The USD/CHF pair is trading around 0.8980 during the European session on Thursday, maintaining proximity to its two-week high of 0.8983, achieved on Wednesday. Investors are eagerly awaiting the release of the US GDP Annualized (Q1) report, expected later in the North American session, which is projected to show a slight increase to 1.4% from the previous 1.3%.
The US Dollar (USD) is experiencing pressure due to traders’ anticipation of Friday’s Core PCE Price Index inflation report, which is forecasted to decline year-over-year to 2.6% from 2.8%. This data is critical as it is regarded as the Federal Reserve’s (Fed) preferred measure of inflation.

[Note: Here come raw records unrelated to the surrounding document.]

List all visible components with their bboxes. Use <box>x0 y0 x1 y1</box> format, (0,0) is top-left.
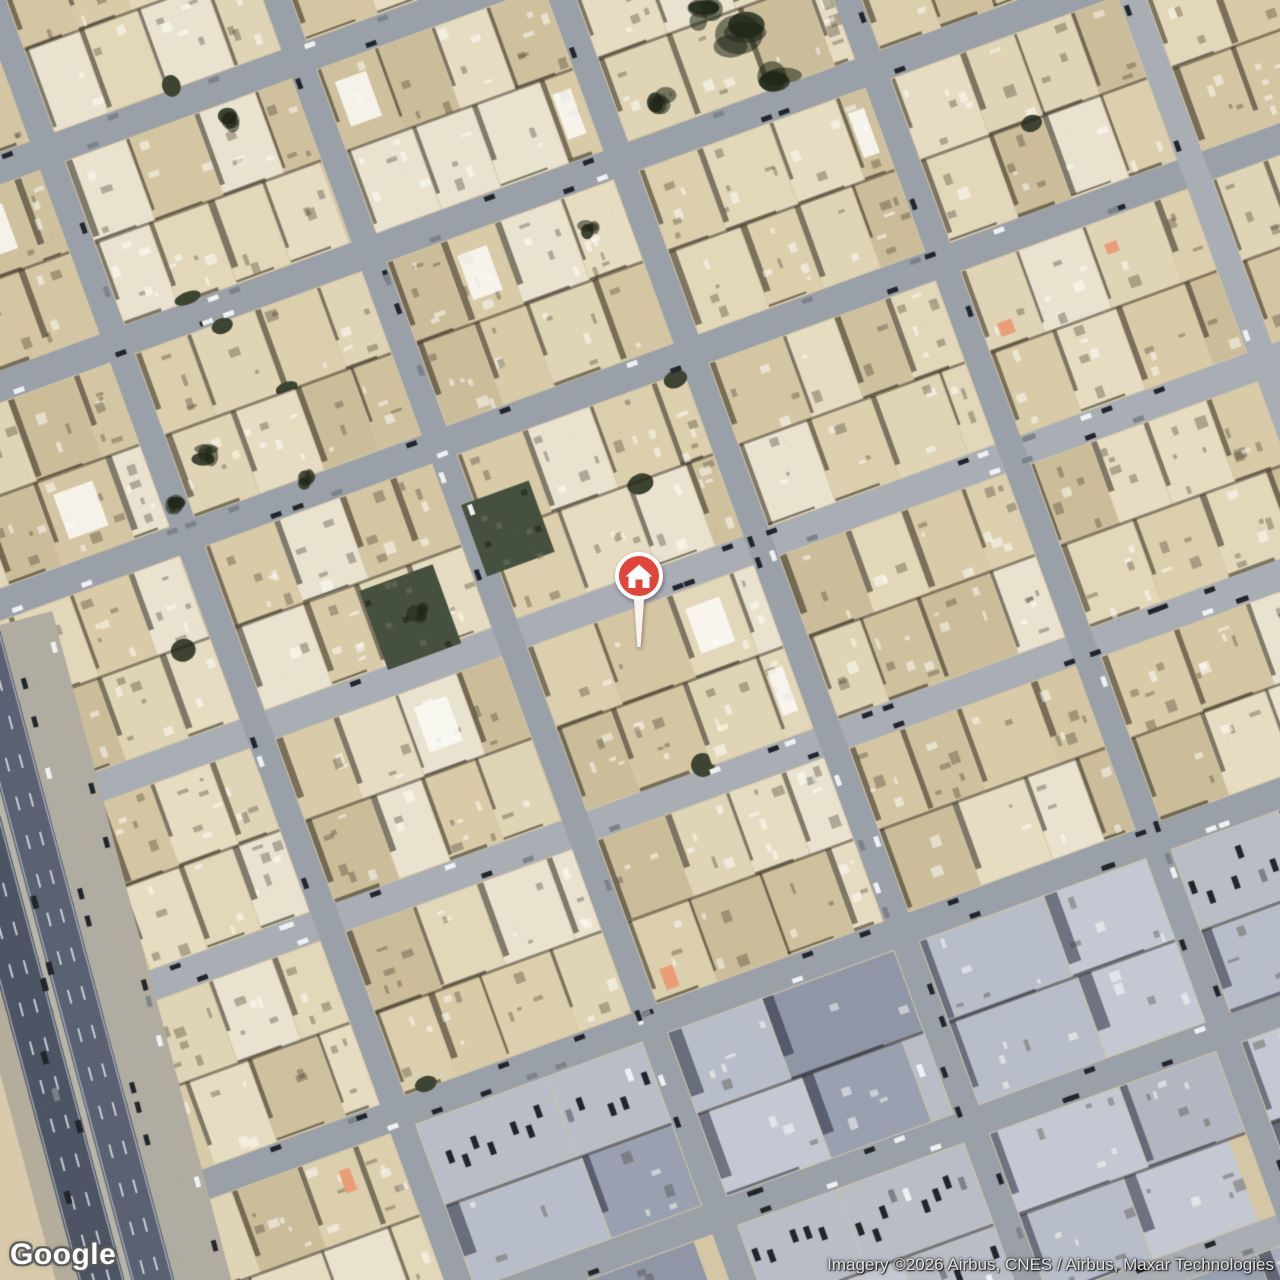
google-logo[interactable]: Google <box>10 1238 116 1272</box>
map-viewport[interactable]: Google Imagery ©2026 Airbus, CNES / Airb… <box>0 0 1280 1280</box>
map-marker-pin[interactable] <box>607 546 671 652</box>
marker-stem <box>634 593 645 647</box>
map-attribution: Imagery ©2026 Airbus, CNES / Airbus, Max… <box>827 1255 1274 1275</box>
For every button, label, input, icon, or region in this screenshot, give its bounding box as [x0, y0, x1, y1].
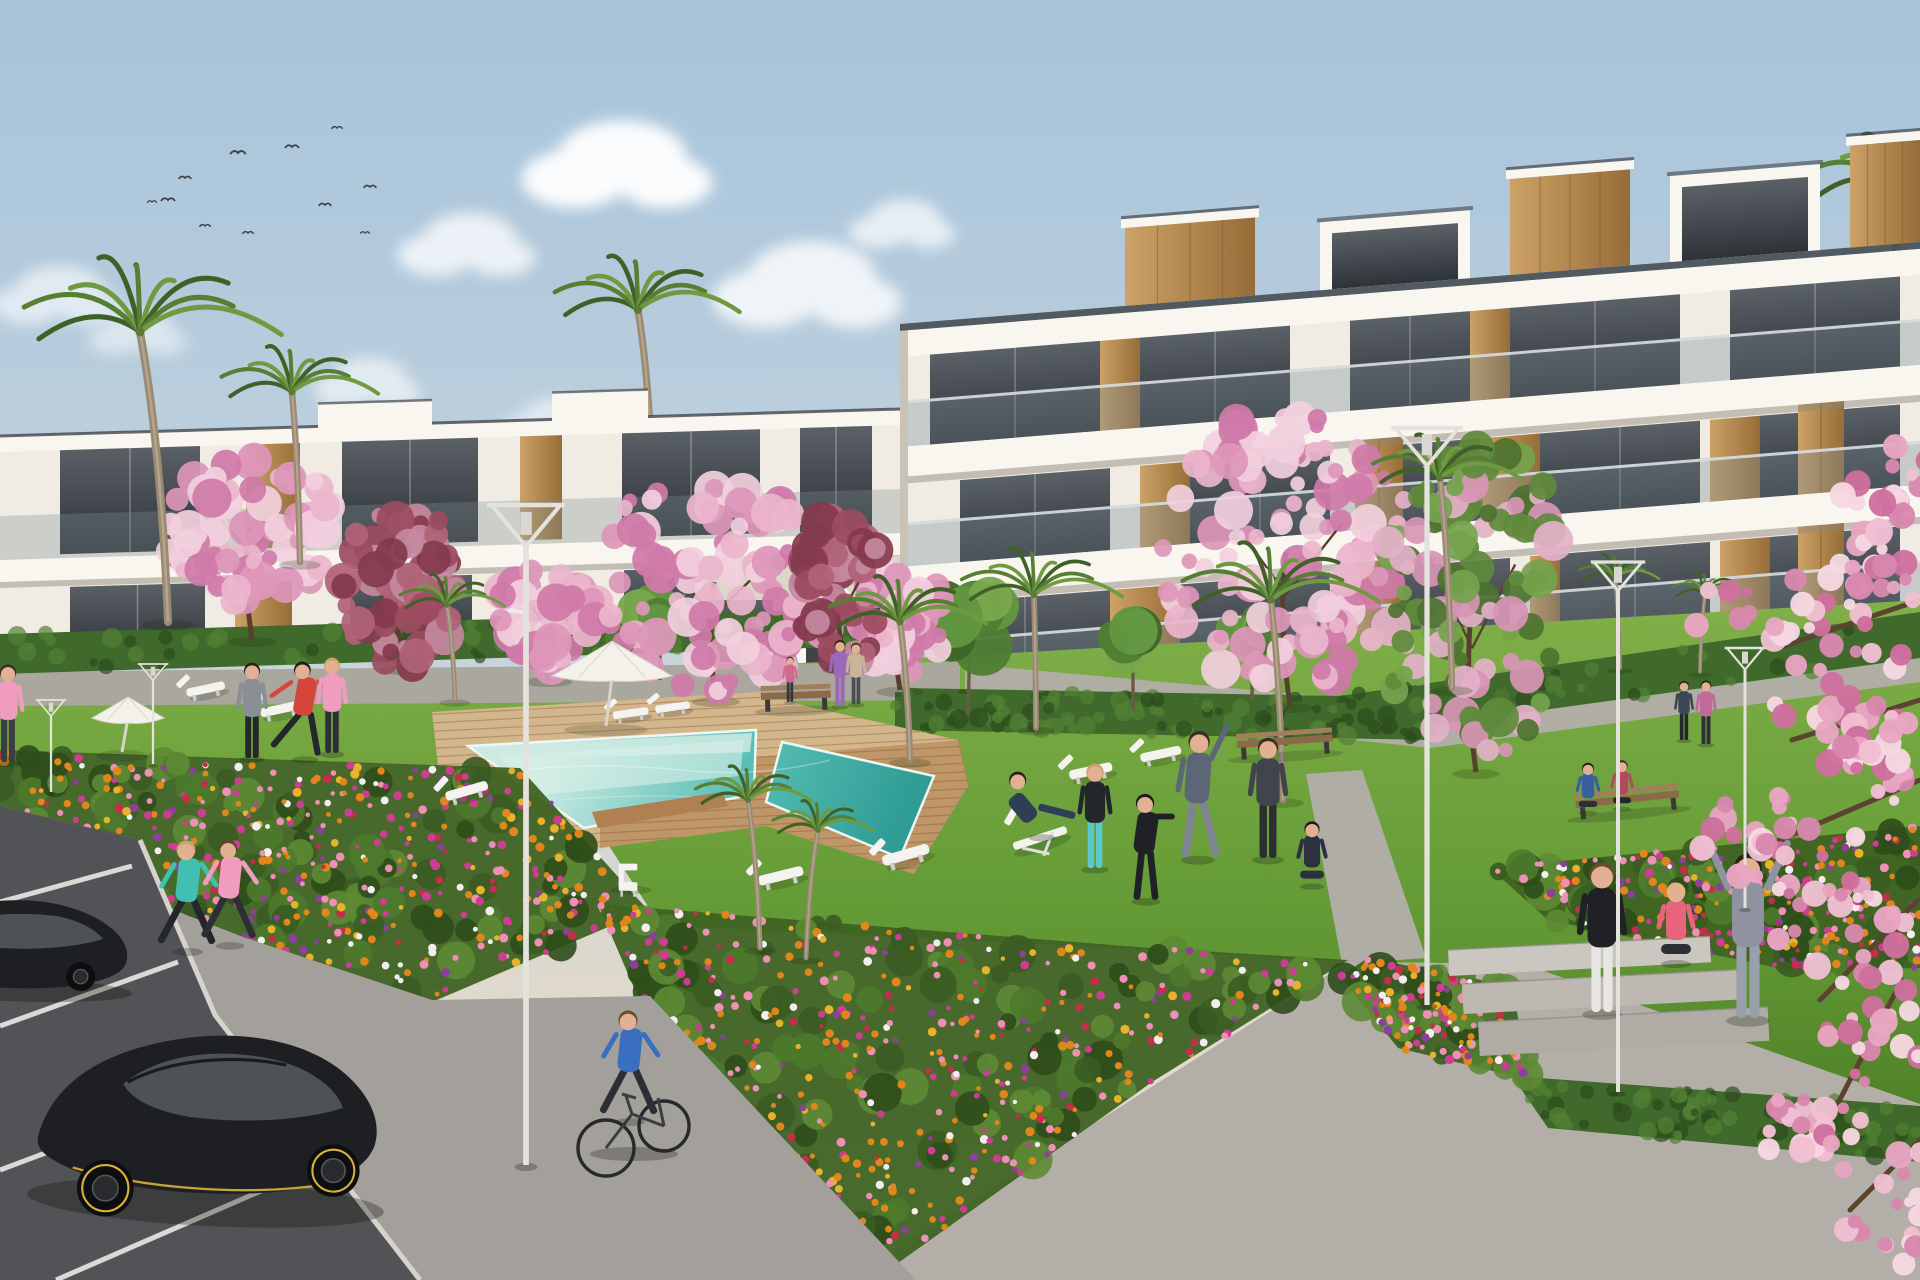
- render-canvas: [0, 0, 1920, 1280]
- architectural-render: [0, 0, 1920, 1280]
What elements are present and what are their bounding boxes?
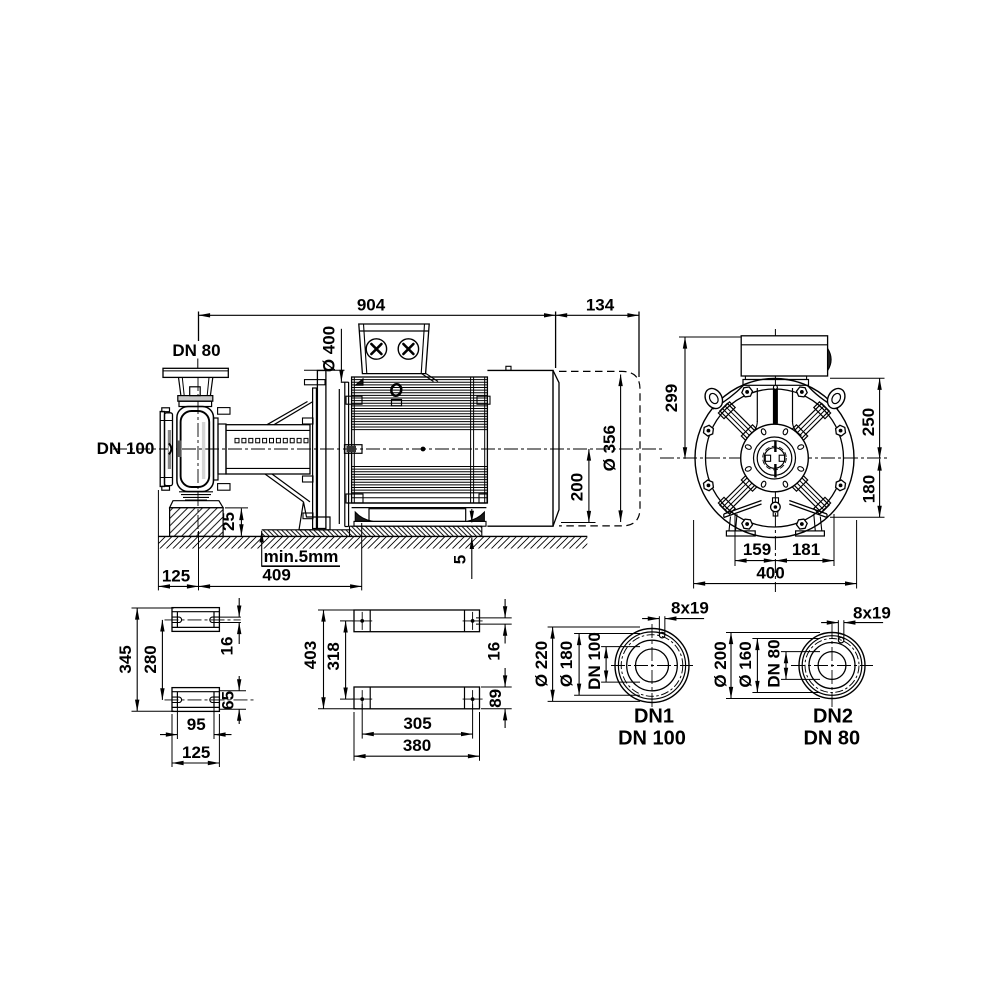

Market participants are hopeful that signs of easing inflation will prompt the Fed to consider rate cuts sooner rather than later.
The US Dollar Index (DXY), which tracks the value of the USD against six major currencies, may find support from higher US Treasury yields, with 2-year and 10-year yields at 4.75% and 4.33%, respectively, at the time of writing.
Fed Governor Michelle Bowman reiterated on Tuesday her belief that maintaining the current policy rate for some time will likely be sufficient to control inflation. Concurrently, Fed Governor Lisa Cook mentioned that cutting interest rates “at some point” would be appropriate given the significant progress on inflation and the gradual cooling of the labor market, though she did not specify the timing.
On the Swiss front, the economic calendar is sparse, leaving the USD/CHF pair largely influenced by broader market trends and US economic data. However, the KOF Swiss Economic Institute is expected to release the Swiss Leading Indicator for June on Friday, anticipated to show an improved reading of 101.0 compared to the previous 100.3.
This combination of US economic reports and Swiss data will likely guide the future movement of the USD/CHF pair as traders react to evolving market conditions and central bank signals.